A team from a Spanish university has discovered what Egyptian authorities are calling the world’s oldest evidence of breast cancer in the 4,200-year-old skeleton of an adult woman.

Antiquities Minister Mamdouh el-Damaty said the bones of the woman, who lived at the end of the 6th Pharaonic Dynasty, showed “an extraordinary deterioration”.

“The study of her remains shows the typical destructive damage provoked by the extension of a breast cancer as a metastasis,” he said in a statement.

Despite being one of the world’s leading causes of death today, cancer is virtually absent in archaeological records compared to other diseases − which has given rise to the idea that cancers are mainly attributable to modern lifestyles and to people living for longer.

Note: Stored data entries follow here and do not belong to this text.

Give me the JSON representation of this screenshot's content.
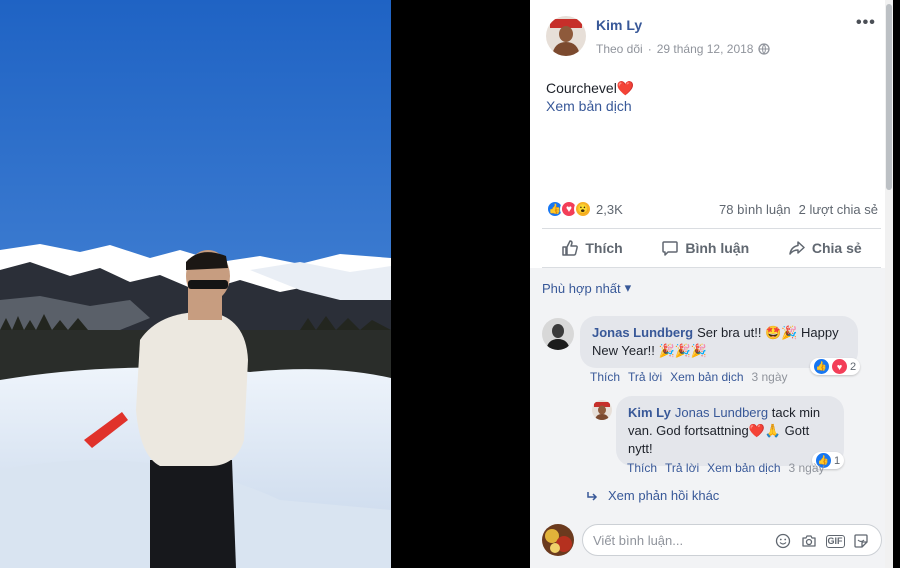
{
  "post": {
    "author": "Kim Ly",
    "follow_label": "Theo dõi",
    "separator": "·",
    "date": "29 tháng 12, 2018",
    "text": "Courchevel❤️",
    "translate_label": "Xem bản dịch",
    "more_label": "•••"
  },
  "stats": {
    "reaction_count": "2,3K",
    "comments": "78 bình luận",
    "shares": "2 lượt chia sẻ"
  },
  "actions": {
    "like": "Thích",
    "comment": "Bình luận",
    "share": "Chia sẻ"
  },
  "comments_section": {
    "sort_label": "Phù hợp nhất",
    "sort_arrow": "▾",
    "items": [
      {
        "name": "Jonas Lundberg",
        "text": "Ser bra ut!! 🤩🎉 Happy New Year!! 🎉🎉🎉",
        "actions": [
          "Thích",
          "Trả lời",
          "Xem bản dịch"
        ],
        "time": "3 ngày",
        "reaction_count": "2"
      },
      {
        "name": "Kim Ly",
        "mention": "Jonas Lundberg",
        "text": "tack min van. God fortsattning❤️🙏 Gott nytt!",
        "actions": [
          "Thích",
          "Trả lời",
          "Xem bản dịch"
        ],
        "time": "3 ngày",
        "reaction_count": "1"
      }
    ],
    "more_replies": "Xem phản hồi khác",
    "composer_placeholder": "Viết bình luận...",
    "gif_label": "GIF"
  },
  "colors": {
    "link": "#385898",
    "like_blue": "#1877f2",
    "love_red": "#f33e58",
    "wow_yellow": "#f7b125",
    "bubble": "#e4e6eb"
  },
  "icons": [
    "globe-icon",
    "thumbs-up-icon",
    "speech-bubble-icon",
    "share-arrow-icon",
    "reply-arrow-icon",
    "smiley-icon",
    "camera-icon",
    "gif-icon",
    "sticker-icon"
  ]
}
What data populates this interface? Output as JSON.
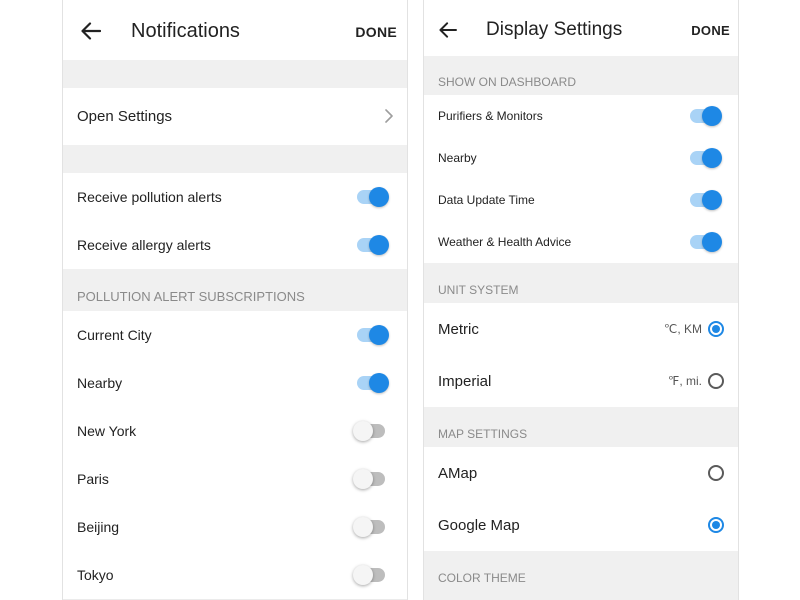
{
  "left": {
    "title": "Notifications",
    "done": "DONE",
    "open_settings": "Open Settings",
    "alerts": [
      {
        "label": "Receive pollution alerts",
        "on": true
      },
      {
        "label": "Receive allergy alerts",
        "on": true
      }
    ],
    "subscriptions_header": "POLLUTION ALERT SUBSCRIPTIONS",
    "subscriptions": [
      {
        "label": "Current City",
        "on": true
      },
      {
        "label": "Nearby",
        "on": true
      },
      {
        "label": "New York",
        "on": false
      },
      {
        "label": "Paris",
        "on": false
      },
      {
        "label": "Beijing",
        "on": false
      },
      {
        "label": "Tokyo",
        "on": false
      }
    ]
  },
  "right": {
    "title": "Display Settings",
    "done": "DONE",
    "dashboard_header": "SHOW ON DASHBOARD",
    "dashboard": [
      {
        "label": "Purifiers & Monitors",
        "on": true
      },
      {
        "label": "Nearby",
        "on": true
      },
      {
        "label": "Data Update Time",
        "on": true
      },
      {
        "label": "Weather & Health Advice",
        "on": true
      }
    ],
    "unit_header": "UNIT SYSTEM",
    "units": [
      {
        "label": "Metric",
        "unit": "℃, KM",
        "selected": true
      },
      {
        "label": "Imperial",
        "unit": "℉, mi.",
        "selected": false
      }
    ],
    "map_header": "MAP SETTINGS",
    "maps": [
      {
        "label": "AMap",
        "selected": false
      },
      {
        "label": "Google Map",
        "selected": true
      }
    ],
    "color_header": "COLOR THEME"
  },
  "colors": {
    "accent": "#1e88e5",
    "accent_light": "#a9d3f6",
    "section_bg": "#f0f0f0"
  },
  "icons": {
    "back": "arrow-left-icon",
    "chevron": "chevron-right-icon"
  }
}
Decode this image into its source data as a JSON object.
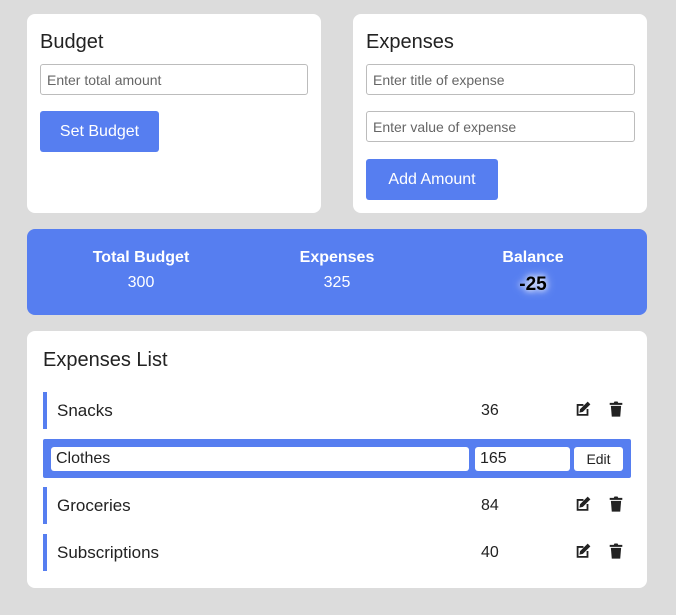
{
  "colors": {
    "accent": "#567ef0",
    "card": "#ffffff",
    "background": "#dcdcdc"
  },
  "budget": {
    "title": "Budget",
    "input_placeholder": "Enter total amount",
    "button_label": "Set Budget"
  },
  "expenses_form": {
    "title": "Expenses",
    "title_placeholder": "Enter title of expense",
    "value_placeholder": "Enter value of expense",
    "button_label": "Add Amount"
  },
  "summary": {
    "total_budget_label": "Total Budget",
    "total_budget_value": "300",
    "expenses_label": "Expenses",
    "expenses_value": "325",
    "balance_label": "Balance",
    "balance_value": "-25"
  },
  "expenses_list": {
    "title": "Expenses List",
    "items": [
      {
        "title": "Snacks",
        "value": "36",
        "edit_icon": "edit-icon",
        "delete_icon": "trash-icon"
      },
      {
        "title": "Clothes",
        "value": "165",
        "editing": true,
        "edit_button_label": "Edit"
      },
      {
        "title": "Groceries",
        "value": "84",
        "edit_icon": "edit-icon",
        "delete_icon": "trash-icon"
      },
      {
        "title": "Subscriptions",
        "value": "40",
        "edit_icon": "edit-icon",
        "delete_icon": "trash-icon"
      }
    ]
  }
}
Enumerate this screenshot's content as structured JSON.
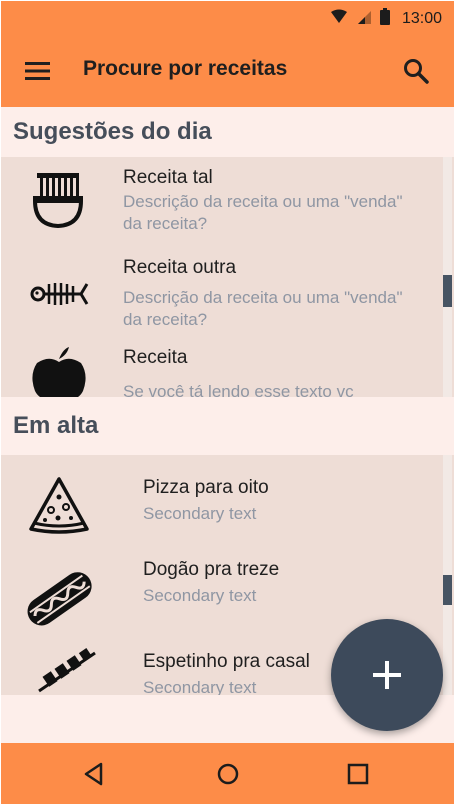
{
  "status_bar": {
    "time": "13:00",
    "icons": [
      "wifi-icon",
      "signal-icon",
      "battery-icon"
    ]
  },
  "app_bar": {
    "title": "Procure por receitas",
    "icons": [
      "menu-icon",
      "search-icon"
    ]
  },
  "sections": [
    {
      "header": "Sugestões do dia",
      "items": [
        {
          "icon": "noodle-bowl-icon",
          "title": "Receita tal",
          "description": "Descrição da receita ou uma \"venda\" da receita?"
        },
        {
          "icon": "fish-bone-icon",
          "title": "Receita outra",
          "description": "Descrição da receita ou uma \"venda\" da receita?"
        },
        {
          "icon": "apple-icon",
          "title": "Receita",
          "description": "Se você tá lendo esse texto vc"
        }
      ]
    },
    {
      "header": "Em alta",
      "items": [
        {
          "icon": "pizza-slice-icon",
          "title": "Pizza para oito",
          "description": "Secondary text"
        },
        {
          "icon": "hot-dog-icon",
          "title": "Dogão pra treze",
          "description": "Secondary text"
        },
        {
          "icon": "skewer-icon",
          "title": "Espetinho pra casal",
          "description": "Secondary text"
        }
      ]
    }
  ],
  "fab": {
    "icon": "plus-icon"
  },
  "nav_bar": {
    "icons": [
      "back-icon",
      "home-icon",
      "recents-icon"
    ]
  },
  "colors": {
    "primary": "#fd8c48",
    "section_header_bg": "#fdeeea",
    "list_bg": "#eeddd6",
    "fab": "#3d4a5b",
    "secondary_text": "#8f96a3",
    "header_text": "#464e5a"
  }
}
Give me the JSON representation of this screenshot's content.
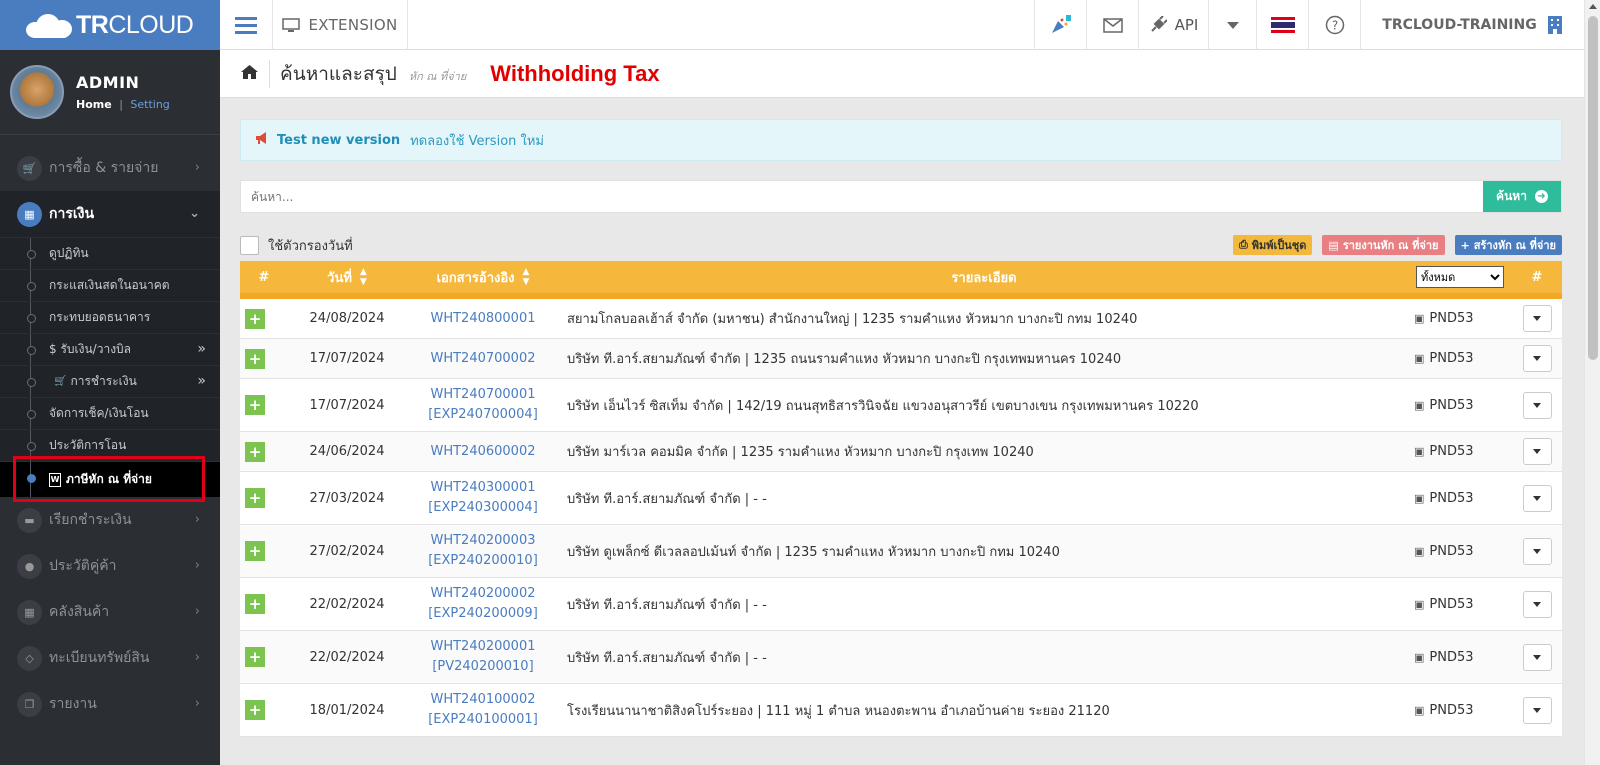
{
  "brand": {
    "prefix": "TR",
    "suffix": "CLOUD"
  },
  "topbar": {
    "extension_label": "EXTENSION",
    "api_label": "API",
    "user_label": "TRCLOUD-TRAINING"
  },
  "profile": {
    "name": "ADMIN",
    "home": "Home",
    "separator": "|",
    "setting": "Setting"
  },
  "sidebar": {
    "items_top": [
      {
        "label": "การซื้อ & รายจ่าย",
        "icon": "cart-icon"
      }
    ],
    "finance": {
      "label": "การเงิน"
    },
    "subs": [
      {
        "label": "ดูปฏิทิน"
      },
      {
        "label": "กระแสเงินสดในอนาคต"
      },
      {
        "label": "กระทบยอดธนาคาร"
      },
      {
        "label": "$ รับเงิน/วางบิล"
      },
      {
        "label": "การชำระเงิน"
      },
      {
        "label": "จัดการเช็ค/เงินโอน"
      },
      {
        "label": "ประวัติการโอน"
      },
      {
        "label": "ภาษีหัก ณ ที่จ่าย"
      }
    ],
    "items_bottom": [
      {
        "label": "เรียกชำระเงิน"
      },
      {
        "label": "ประวัติคู่ค้า"
      },
      {
        "label": "คลังสินค้า"
      },
      {
        "label": "ทะเบียนทรัพย์สิน"
      },
      {
        "label": "รายงาน"
      }
    ]
  },
  "page": {
    "title": "ค้นหาและสรุป",
    "subtitle": "หัก ณ ที่จ่าย",
    "highlight": "Withholding Tax"
  },
  "alert": {
    "strong": "Test new version",
    "text": "ทดลองใช้ Version ใหม่"
  },
  "search": {
    "placeholder": "ค้นหา...",
    "button": "ค้นหา"
  },
  "filter": {
    "date_filter_label": "ใช้ตัวกรองวันที่"
  },
  "tools": {
    "print": "พิมพ์เป็นชุด",
    "report": "รายงานหัก ณ ที่จ่าย",
    "create": "สร้างหัก ณ ที่จ่าย"
  },
  "table": {
    "headers": {
      "num": "#",
      "date": "วันที่",
      "ref": "เอกสารอ้างอิง",
      "detail": "รายละเอียด",
      "action": "#"
    },
    "filter_options": [
      "ทั้งหมด"
    ],
    "filter_selected": "ทั้งหมด",
    "rows": [
      {
        "date": "24/08/2024",
        "ref": "WHT240800001",
        "ref2": "",
        "detail": "สยามโกลบอลเฮ้าส์ จำกัด (มหาชน) สำนักงานใหญ่ | 1235 รามคำแหง หัวหมาก บางกะปิ กทม 10240",
        "type": "PND53"
      },
      {
        "date": "17/07/2024",
        "ref": "WHT240700002",
        "ref2": "",
        "detail": "บริษัท ที.อาร์.สยามภัณฑ์ จำกัด | 1235 ถนนรามคำแหง หัวหมาก บางกะปิ กรุงเทพมหานคร 10240",
        "type": "PND53"
      },
      {
        "date": "17/07/2024",
        "ref": "WHT240700001",
        "ref2": "[EXP240700004]",
        "detail": "บริษัท เอ็นไวร์ ซิสเท็ม จำกัด | 142/19 ถนนสุทธิสารวินิจฉัย แขวงอนุสาวรีย์ เขตบางเขน กรุงเทพมหานคร 10220",
        "type": "PND53"
      },
      {
        "date": "24/06/2024",
        "ref": "WHT240600002",
        "ref2": "",
        "detail": "บริษัท มาร์เวล คอมมิค จำกัด | 1235 รามคำแหง หัวหมาก บางกะปิ กรุงเทพ 10240",
        "type": "PND53"
      },
      {
        "date": "27/03/2024",
        "ref": "WHT240300001",
        "ref2": "[EXP240300004]",
        "detail": "บริษัท ที.อาร์.สยามภัณฑ์ จำกัด | - -",
        "type": "PND53"
      },
      {
        "date": "27/02/2024",
        "ref": "WHT240200003",
        "ref2": "[EXP240200010]",
        "detail": "บริษัท ดูเพล็กซ์ ดีเวลลอปเม้นท์ จำกัด | 1235 รามคำแหง หัวหมาก บางกะปิ กทม 10240",
        "type": "PND53"
      },
      {
        "date": "22/02/2024",
        "ref": "WHT240200002",
        "ref2": "[EXP240200009]",
        "detail": "บริษัท ที.อาร์.สยามภัณฑ์ จำกัด | - -",
        "type": "PND53"
      },
      {
        "date": "22/02/2024",
        "ref": "WHT240200001",
        "ref2": "[PV240200010]",
        "detail": "บริษัท ที.อาร์.สยามภัณฑ์ จำกัด | - -",
        "type": "PND53"
      },
      {
        "date": "18/01/2024",
        "ref": "WHT240100002",
        "ref2": "[EXP240100001]",
        "detail": "โรงเรียนนานาชาติสิงคโปร์ระยอง | 111 หมู่ 1 ตำบล หนองตะพาน อำเภอบ้านค่าย ระยอง 21120",
        "type": "PND53"
      }
    ]
  }
}
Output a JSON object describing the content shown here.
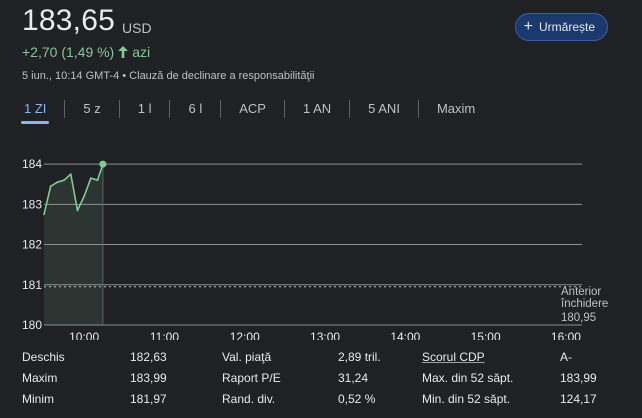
{
  "quote": {
    "price": "183,65",
    "currency": "USD",
    "change": "+2,70 (1,49 %)",
    "change_period": "azi",
    "date_line": "5 iun., 10:14 GMT-4 • Clauză de declinare a responsabilităţii",
    "follow_label": "Urmărește",
    "colors": {
      "positive": "#81c995",
      "accent": "#8ab4f8",
      "background": "#202124"
    }
  },
  "tabs": [
    {
      "label": "1 ZI",
      "active": true
    },
    {
      "label": "5 z"
    },
    {
      "label": "1 l"
    },
    {
      "label": "6 l"
    },
    {
      "label": "ACP"
    },
    {
      "label": "1 AN"
    },
    {
      "label": "5 ANI"
    },
    {
      "label": "Maxim"
    }
  ],
  "chart_data": {
    "type": "area",
    "y_ticks": [
      "184",
      "183",
      "182",
      "181",
      "180"
    ],
    "x_ticks": [
      "10:00",
      "11:00",
      "12:00",
      "13:00",
      "14:00",
      "15:00",
      "16:00"
    ],
    "ylim": [
      180,
      184.4
    ],
    "xlim_hours": [
      9.5,
      16.2
    ],
    "grid": true,
    "series": [
      {
        "x": [
          "9:30",
          "9:35",
          "9:40",
          "9:45",
          "9:50",
          "9:55",
          "10:00",
          "10:05",
          "10:10",
          "10:14"
        ],
        "values": [
          182.75,
          183.45,
          183.55,
          183.6,
          183.75,
          182.85,
          183.2,
          183.65,
          183.6,
          184.0
        ]
      }
    ],
    "previous_close": {
      "value": 180.95,
      "label_line1": "Anterior",
      "label_line2": "închidere",
      "label_value": "180,95"
    }
  },
  "stats": {
    "rows": [
      [
        {
          "label": "Deschis",
          "value": "182,63"
        },
        {
          "label": "Val. piaţă",
          "value": "2,89 tril."
        },
        {
          "label": "Scorul CDP",
          "value": "A-",
          "underline": true
        }
      ],
      [
        {
          "label": "Maxim",
          "value": "183,99"
        },
        {
          "label": "Raport P/E",
          "value": "31,24"
        },
        {
          "label": "Max. din 52 săpt.",
          "value": "183,99"
        }
      ],
      [
        {
          "label": "Minim",
          "value": "181,97"
        },
        {
          "label": "Rand. div.",
          "value": "0,52 %"
        },
        {
          "label": "Min. din 52 săpt.",
          "value": "124,17"
        }
      ]
    ]
  }
}
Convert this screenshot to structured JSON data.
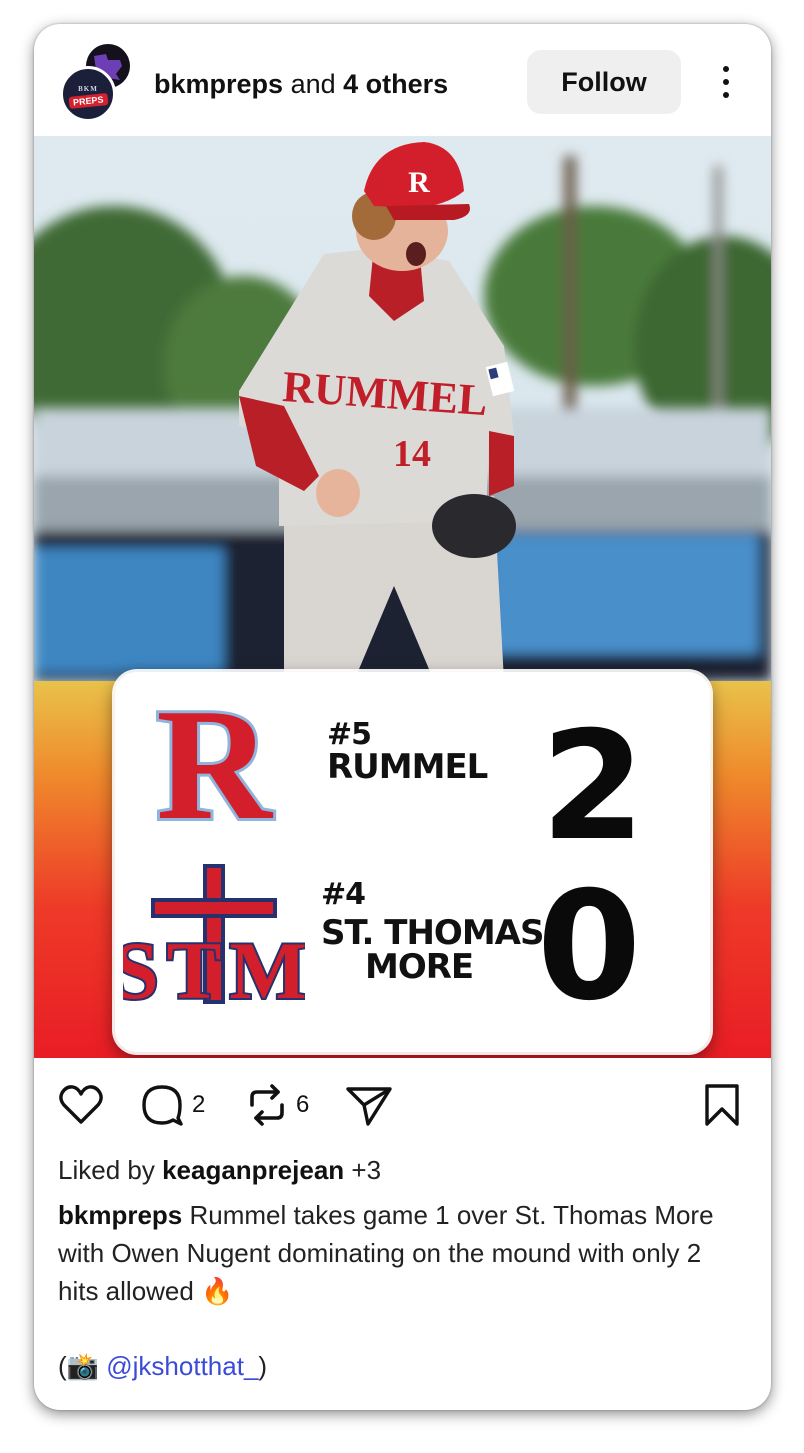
{
  "post": {
    "author": "bkmpreps",
    "coauthors_text": "and",
    "coauthors_count": "4 others",
    "follow_label": "Follow",
    "avatar_text_1": "BKM",
    "avatar_text_2": "PREPS"
  },
  "photo": {
    "cap_letter": "R",
    "jersey_text": "RUMMEL",
    "jersey_number": "14"
  },
  "scoreboard": {
    "home": {
      "rank": "#5",
      "name": "RUMMEL",
      "score": "2",
      "logo_letter": "R"
    },
    "away": {
      "rank": "#4",
      "name_line1": "ST. THOMAS",
      "name_line2": "MORE",
      "score": "0",
      "logo_letters": "STM"
    }
  },
  "actions": {
    "comments_count": "2",
    "reposts_count": "6"
  },
  "likes": {
    "prefix": "Liked by",
    "user": "keaganprejean",
    "suffix": "+3"
  },
  "caption": {
    "author": "bkmpreps",
    "text": "Rummel takes game 1 over St. Thomas More with Owen Nugent dominating on the mound with only 2 hits allowed 🔥"
  },
  "credit": {
    "open": "(📸 ",
    "handle": "@jkshotthat_",
    "close": ")"
  },
  "colors": {
    "rummel_red": "#d31f2b",
    "rummel_blue": "#8fb4de",
    "stm_navy": "#26316f",
    "link_blue": "#3b4bd8"
  }
}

But the finding, along with evidence reported last year by British researchers of metastatic cancer in a 3,000-year-old skeleton found in a tomb in modern Sudan, suggests cancer was around in the Nile Valley in ancient times.

The anthropological team from the University of Jaen said the Egyptian woman was an aristocrat from Elephantine, the country’s southernmost town.

Her remains were discovered in the necropolis of Qubbet el-Hawa, west of the southern city of Aswan, the ministry said.

According to the World Health Organisation’s cancer research agency, new cancer cases rose to an estimated 14 million a year in 2012, a figure seen rising to 22 million within 20 years.